Crédito: rawpixel.com
Publicado originalmente no site da revista TRIP #285, em 2
de fevereiro de 2020
Contrato com Deus
Como Adão e Eva e as grandes corporações traduzem nossa fé
cega
Por Ricardo Guimarães
Caro Paulo,
“... Estou apenas cumprindo ordens.” Sempre que ouvi essa
frase, tive a sensação de estar assistindo ao suicídio intelectual e espiritual
de um ser humano.
Se Adão e Eva tivessem perguntado a Deus por que estavam
proibidos de comer o fruto da árvore do conhecimento, poderia ter havido uma
negociação ganha-ganha para chegar a algo que fosse bom para os quatro: Adão,
Eva, a serpente e Deus.
Mas, não, Adão e Eva não perguntaram nem cumpriram as ordens
de Deus. Foram punidos com a expulsão do paraíso, que era aquela vida boa e
medíocre, sem conhecimento, sem consciência nem responsabilidade, desde que
fossem submissos e obedientes às ordens de uma hierarquia toda poderosa,
bondosa e generosa.
O Deus daquela narrativa queria uma fé cega, tanto que o
efeito da desobediência de comer o fruto foi o casal abrir os olhos e perceber
a nudez (e a beleza do paraíso! – comentário meu, e não do narrador).
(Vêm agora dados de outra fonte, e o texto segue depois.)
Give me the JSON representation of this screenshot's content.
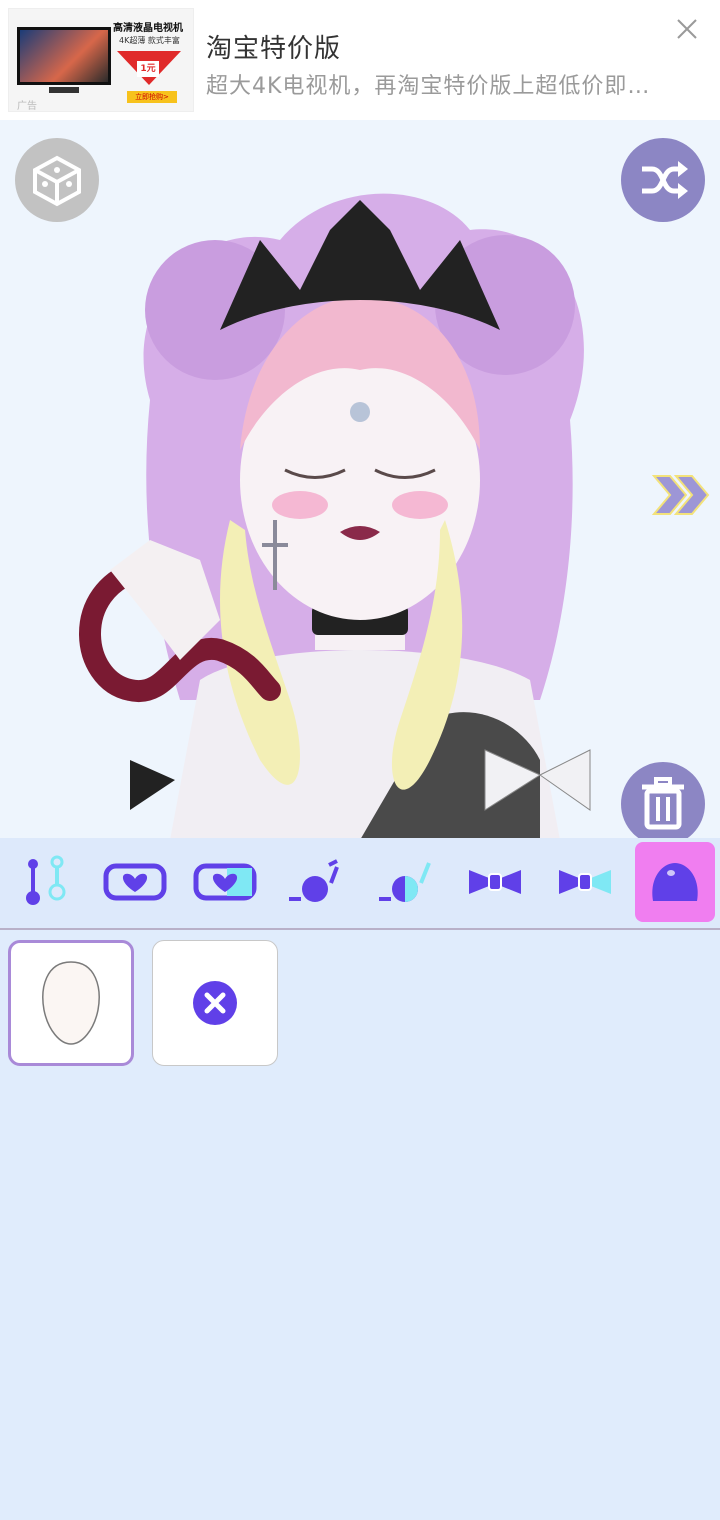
{
  "ad": {
    "thumb_title": "高清液晶电视机",
    "thumb_sub": "4K超薄 款式丰富",
    "thumb_price": "1元",
    "thumb_buy": "立即抢购>",
    "ad_tag": "广告",
    "title": "淘宝特价版",
    "description": "超大4K电视机，再淘宝特价版上超低价即…"
  },
  "stage": {
    "icons": [
      "dice-icon",
      "shuffle-icon",
      "double-chevron-right-icon",
      "trash-icon"
    ]
  },
  "categories": [
    {
      "name": "earring-icon"
    },
    {
      "name": "heart-frame-icon"
    },
    {
      "name": "heart-frame-half-icon"
    },
    {
      "name": "ball-stick-icon"
    },
    {
      "name": "ball-stick-half-icon"
    },
    {
      "name": "bow-icon"
    },
    {
      "name": "bow-half-icon"
    },
    {
      "name": "blob-icon",
      "active": true
    }
  ],
  "items": [
    {
      "name": "face-shape-item",
      "selected": true
    },
    {
      "name": "none-item",
      "selected": false
    }
  ],
  "colors": {
    "accent_purple": "#6040e8",
    "button_purple": "#8c86c4",
    "active_tab": "#f07ef0",
    "background": "#e0ecfc"
  }
}
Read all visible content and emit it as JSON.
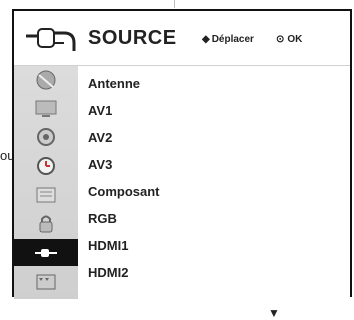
{
  "header": {
    "title": "SOURCE",
    "move_hint": "Déplacer",
    "ok_hint": "OK"
  },
  "side_text": "ou",
  "sidebar": {
    "items": [
      {
        "icon": "satellite-dish-icon"
      },
      {
        "icon": "tv-screen-icon"
      },
      {
        "icon": "speaker-icon"
      },
      {
        "icon": "clock-icon"
      },
      {
        "icon": "settings-box-icon"
      },
      {
        "icon": "lock-icon"
      },
      {
        "icon": "input-cable-icon",
        "active": true
      },
      {
        "icon": "usb-media-icon"
      }
    ]
  },
  "sources": [
    {
      "label": "Antenne"
    },
    {
      "label": "AV1"
    },
    {
      "label": "AV2"
    },
    {
      "label": "AV3"
    },
    {
      "label": "Composant"
    },
    {
      "label": "RGB"
    },
    {
      "label": "HDMI1"
    },
    {
      "label": "HDMI2"
    }
  ],
  "colors": {
    "sidebar_active": "#111111",
    "panel_border": "#111111"
  }
}
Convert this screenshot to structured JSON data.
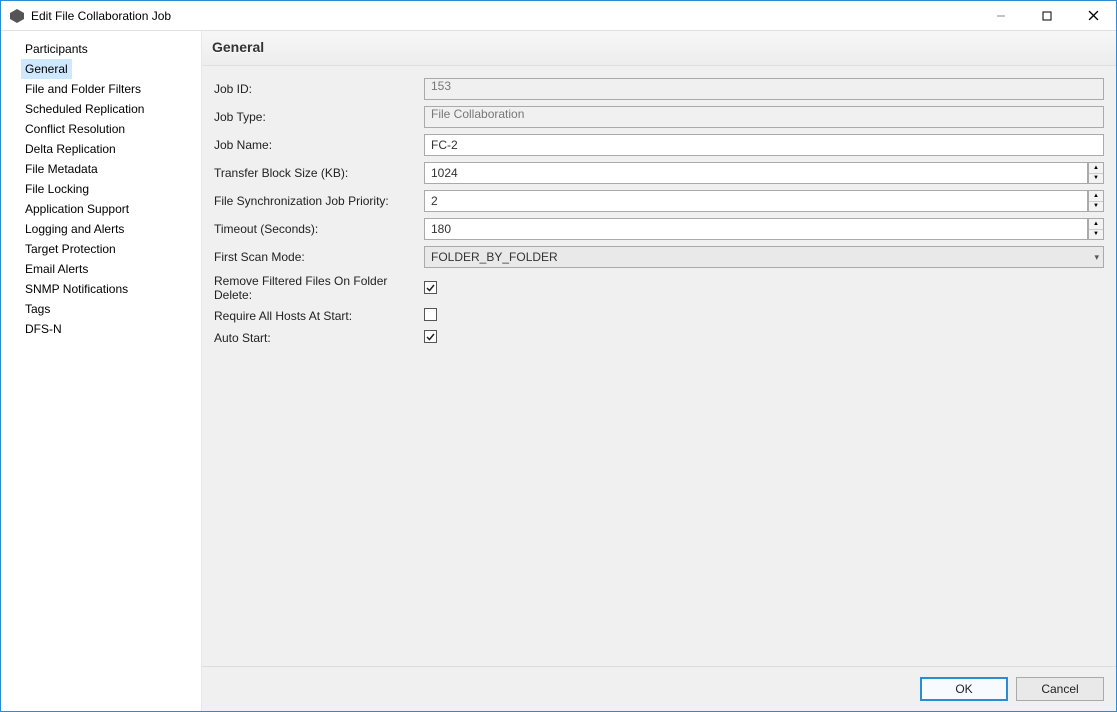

O triste é que o contrato proposto por aquele Deus no começo
dos tempos ainda está valendo e até hoje inspira muitas organizações dos mais
diferentes setores e ideologias: você obedece de olhos fechados sem perguntar
por que e, em troca, o chefe garante segurança e vida boa para sempre.
Este contrato está no cotidiano das fábricas, das lojas, das
famílias, das igrejas, dos governos, dos partidos... Esta é a explicação para
pessoas corretas fazerem coisas erradas dentro das estruturas hierárquicas
corporativas. Este é o segredo das gangues institucionais de corrupção. Esta é
a força que tem o conforto do não saber.
“Estamos vivendo uma fase de nossa história em que o grande
aprendizado será a definição do objeto de nossa fé. Eu escolho a vida e a
ciência”
Ricardo Guimarães
Não graças àquele Deus, existe a fé inquieta e insatisfeita,
curiosa e inconformada que questiona e pergunta, pergunta, pergunta, nunca para
de perguntar porque acredita de verdade que existem respostas. Digo que essa é
a fé do cientista, do artista e de todo aprendiz, a fé que faz evoluir, que
inova e move montanhas porque produz conhecimento e tecnologia para mudar o
cenário com eficiência, segurança, melhorando a vida das pessoas e do meio
ambiente.
Por quê? Por quê? Por quê?
Vejo muitas organizações frouxas e estagnadas porque a
hierarquia é respeitada demais e as pessoas se respeitam de menos. Não existe a
tensão criativa do confronto, do questionamento, da evolução. A política fala
mais alto que a ciência porque as pessoas acreditam mais na hierarquia do que
nos fatos e dados. O fluxo de informação que garante a saúde da organização é
substituído pelo silêncio conveniente ou a concordância cínica, o que leva ao
desastre inevitável.
Sugiro assistir à premiada série Chernobyl (HBO) para
entender como a política derrota a ciência. Ou veja nossos noticiários sobre
Brumadinho, Ninho do Urubu, incêndios na Amazônia, óleo no Nordeste para
entender por que o desastre acontece, mas o socorro não.
Estamos vivendo uma fase de nossa história em que o grande
aprendizado será a definição do objeto de nossa fé. Eu, humildemente, escolho a
vida e a ciência. O cientista Valery Legasov, em Chernobyl, diante dos
políticos perplexos e da imensidão do desastre, reconhece: “O átomo nos torna
humildes”. Eu concordo e algum Deus deve me abençoar por isso.